Publication le 2 juin 2026 · Mis à jour le dimanche 14 juin 2026 dans la rubrique Nantes
Parents d'élèves handicapés en Loire-Atlantique dénoncent la perte d'accompagnants scolaires
En Loire-Atlantique, des parents d'élèves handicapés montent au créneau. Leurs enfants perdent leurs accompagnants ou se voient refuser des heures pourtant notifiées. Deux histoires, à Vertou et Sautron, racontent la même colère.
Une maman dénonce le retrait sans préavis de l'AESH de sa fille
Caroline Boudet ne décolère pas. Sa fille Louise, 11 ans, porteuse de trisomie 21, est scolarisée en CM1 dans une école publique de Vertou, près de Nantes. L'établissement dispose d'un dispositif ULIS, une unité localisée pour l'inclusion scolaire.

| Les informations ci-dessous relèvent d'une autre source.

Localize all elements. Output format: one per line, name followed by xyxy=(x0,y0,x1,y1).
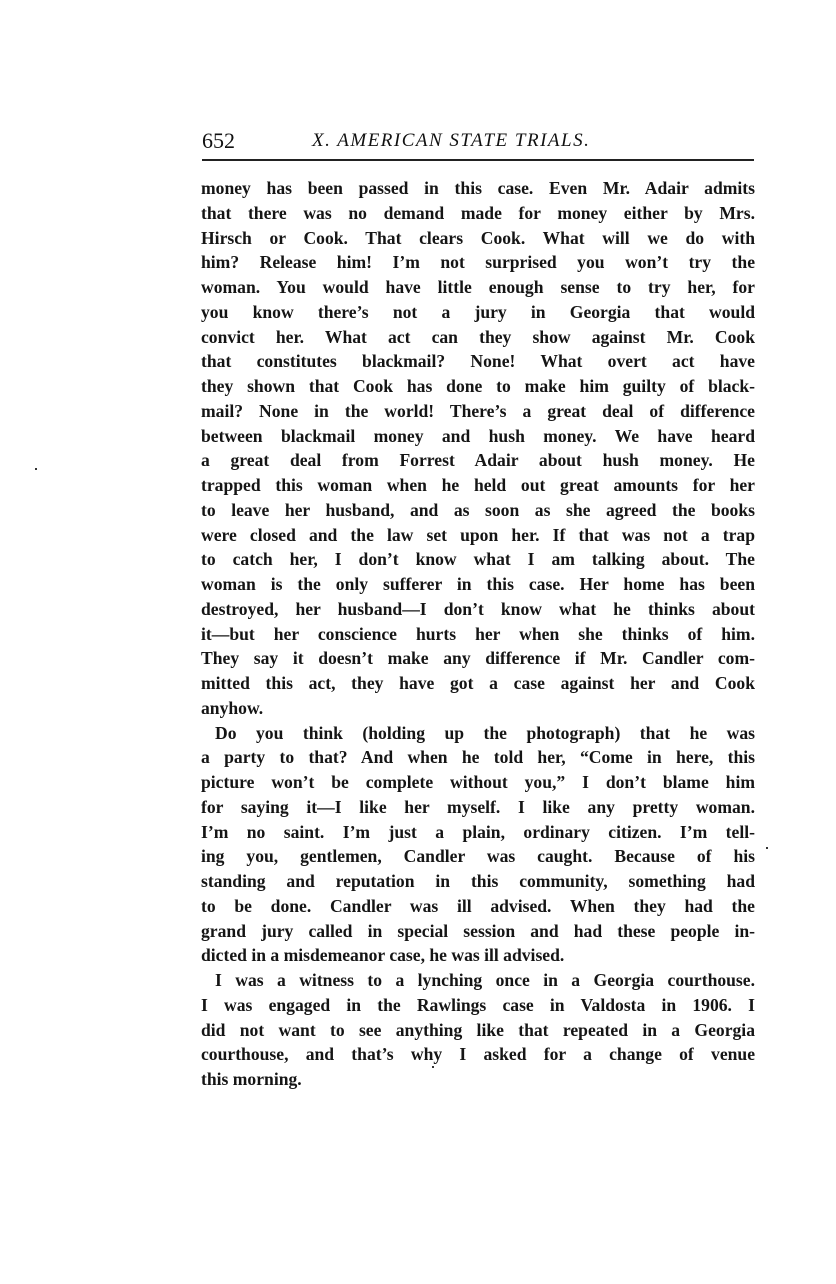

La Maison départementale des personnes handicapées a préconisé un accompagnement par un auxiliaire de vie scolaire sur la totalité du temps scolaire et sur le temps du midi. « Louise n'est pas assez autonome pour passer le temps de cantine et le temps méridien dans la cour. Elle a besoin d'un adulte qui au moins la surveille dans ses interactions », explique sa mère.
En avril dernier, sans que ni la famille, ni la direction de l'école, ni la mairie n'aient été informés, l'Éducation nationale a retiré son AESH sur les temps du midi. Caroline Boudet a essayé d'obtenir des explications auprès du rectorat. « On vous renvoie toujours à une autre personne », dit-elle. À la rentrée prochaine, sa fille entrera en CM2. L'inquiétude grandit.
À Sautron, sept familles refusent de « prendre sur les heures des autres »
Même combat à Sautron, au nord de Nantes. Sept familles de l'école de la Forêt se sont unies pour réclamer des moyens pour leurs enfants handicapés. Elles ont été reçues par la mairie le 8 juin dernier.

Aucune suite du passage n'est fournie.